Surprisingly, we identified a polypeptide chain in the position of PsaJ, which was found to be absent in the genome of C. velia5. Instead of PsaJ, the position is occupied by the C-terminus of PsaF, which in C. velia was modeled with a 40 amino acid (AA) long extension. A non-conserved stretch of 20 amino acids links the canonical PsaF domain  to the PsaJ-like domain. Sequence alignment shows a similarity of approximately 30% between the new PsaJ-like C-terminus of PsaF and PsaJ of Symbiodinium, implying a gene fusion event between PsaF and PsaJ rather than an extension of the PsaF gene (Supplementary Fig. 7b, c). Interestingly, in cyanobacteria, psaF and psaJ form a bicistronic operon32, and in the red-lineage alga Cyanidioschyzon merolae, they are directly adjacent in the plastid genome33, supporting this hypothesis.
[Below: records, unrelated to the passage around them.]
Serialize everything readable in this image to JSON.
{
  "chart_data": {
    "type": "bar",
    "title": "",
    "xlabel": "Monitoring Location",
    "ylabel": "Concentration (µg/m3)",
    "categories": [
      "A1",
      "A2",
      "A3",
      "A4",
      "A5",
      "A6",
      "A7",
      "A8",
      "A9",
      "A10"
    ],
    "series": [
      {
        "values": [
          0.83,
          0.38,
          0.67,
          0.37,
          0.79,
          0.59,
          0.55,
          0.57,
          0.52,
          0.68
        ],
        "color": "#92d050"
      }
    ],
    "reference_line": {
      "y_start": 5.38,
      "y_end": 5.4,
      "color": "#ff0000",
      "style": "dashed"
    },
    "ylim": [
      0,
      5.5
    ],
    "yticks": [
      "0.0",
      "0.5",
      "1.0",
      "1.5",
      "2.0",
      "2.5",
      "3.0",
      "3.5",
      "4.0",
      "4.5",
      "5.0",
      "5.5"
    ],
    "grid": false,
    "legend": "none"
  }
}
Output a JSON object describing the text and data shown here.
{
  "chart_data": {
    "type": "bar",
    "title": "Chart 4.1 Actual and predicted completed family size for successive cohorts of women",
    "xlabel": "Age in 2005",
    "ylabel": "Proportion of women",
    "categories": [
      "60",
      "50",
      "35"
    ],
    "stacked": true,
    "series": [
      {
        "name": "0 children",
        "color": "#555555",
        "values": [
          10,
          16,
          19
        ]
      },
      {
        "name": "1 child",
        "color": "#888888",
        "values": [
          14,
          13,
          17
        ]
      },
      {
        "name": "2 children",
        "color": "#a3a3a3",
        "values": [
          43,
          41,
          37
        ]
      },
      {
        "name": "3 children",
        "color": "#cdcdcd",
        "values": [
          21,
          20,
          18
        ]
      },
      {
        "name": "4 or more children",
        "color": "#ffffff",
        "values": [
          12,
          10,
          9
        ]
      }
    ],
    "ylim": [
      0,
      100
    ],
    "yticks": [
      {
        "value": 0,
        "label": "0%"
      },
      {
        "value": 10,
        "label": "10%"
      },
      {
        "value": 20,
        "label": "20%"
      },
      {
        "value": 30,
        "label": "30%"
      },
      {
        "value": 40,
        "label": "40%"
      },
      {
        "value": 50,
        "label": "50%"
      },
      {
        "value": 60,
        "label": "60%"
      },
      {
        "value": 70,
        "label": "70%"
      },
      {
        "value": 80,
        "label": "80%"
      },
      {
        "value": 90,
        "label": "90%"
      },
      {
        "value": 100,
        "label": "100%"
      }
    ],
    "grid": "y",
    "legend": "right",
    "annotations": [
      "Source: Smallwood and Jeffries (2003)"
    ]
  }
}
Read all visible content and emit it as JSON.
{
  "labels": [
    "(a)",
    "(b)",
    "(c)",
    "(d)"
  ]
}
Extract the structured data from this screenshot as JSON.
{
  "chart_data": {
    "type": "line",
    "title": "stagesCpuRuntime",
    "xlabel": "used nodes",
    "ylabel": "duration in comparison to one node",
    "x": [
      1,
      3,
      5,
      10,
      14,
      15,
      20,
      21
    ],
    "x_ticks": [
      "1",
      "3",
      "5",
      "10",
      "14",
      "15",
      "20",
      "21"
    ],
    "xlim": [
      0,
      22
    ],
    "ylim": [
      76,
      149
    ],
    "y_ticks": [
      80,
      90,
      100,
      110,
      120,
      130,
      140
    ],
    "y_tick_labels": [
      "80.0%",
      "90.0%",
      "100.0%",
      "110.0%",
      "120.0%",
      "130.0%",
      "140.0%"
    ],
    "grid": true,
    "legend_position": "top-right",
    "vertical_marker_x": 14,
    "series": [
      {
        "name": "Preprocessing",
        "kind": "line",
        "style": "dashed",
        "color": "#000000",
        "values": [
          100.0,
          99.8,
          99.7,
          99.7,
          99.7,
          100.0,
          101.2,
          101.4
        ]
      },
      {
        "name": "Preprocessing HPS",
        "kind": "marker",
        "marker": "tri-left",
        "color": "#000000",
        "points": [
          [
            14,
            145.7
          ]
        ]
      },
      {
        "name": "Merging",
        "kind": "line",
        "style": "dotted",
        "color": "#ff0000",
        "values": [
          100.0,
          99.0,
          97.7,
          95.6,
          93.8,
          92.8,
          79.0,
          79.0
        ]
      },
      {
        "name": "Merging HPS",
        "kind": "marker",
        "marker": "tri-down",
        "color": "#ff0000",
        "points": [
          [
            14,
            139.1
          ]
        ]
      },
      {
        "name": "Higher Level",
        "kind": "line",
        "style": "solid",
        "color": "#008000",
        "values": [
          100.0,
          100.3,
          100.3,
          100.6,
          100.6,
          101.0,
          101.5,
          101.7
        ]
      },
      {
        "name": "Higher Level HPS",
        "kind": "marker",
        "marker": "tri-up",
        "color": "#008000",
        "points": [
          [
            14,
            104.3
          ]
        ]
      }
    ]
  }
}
Finally, we also discovered superoxide dismutase dimers linked to the PSI core, forming enzymatic subunits never previously resolved in PSI structures (Fig. 2). Hence, we named these SOD1 and SOD2 subunits as PsaSOD1 and PsaSOD2, respectively. In summary, our structure reveals an unusual composition of PSI, with several novel structural scaffolds and enzymatic subunits acquired in the core.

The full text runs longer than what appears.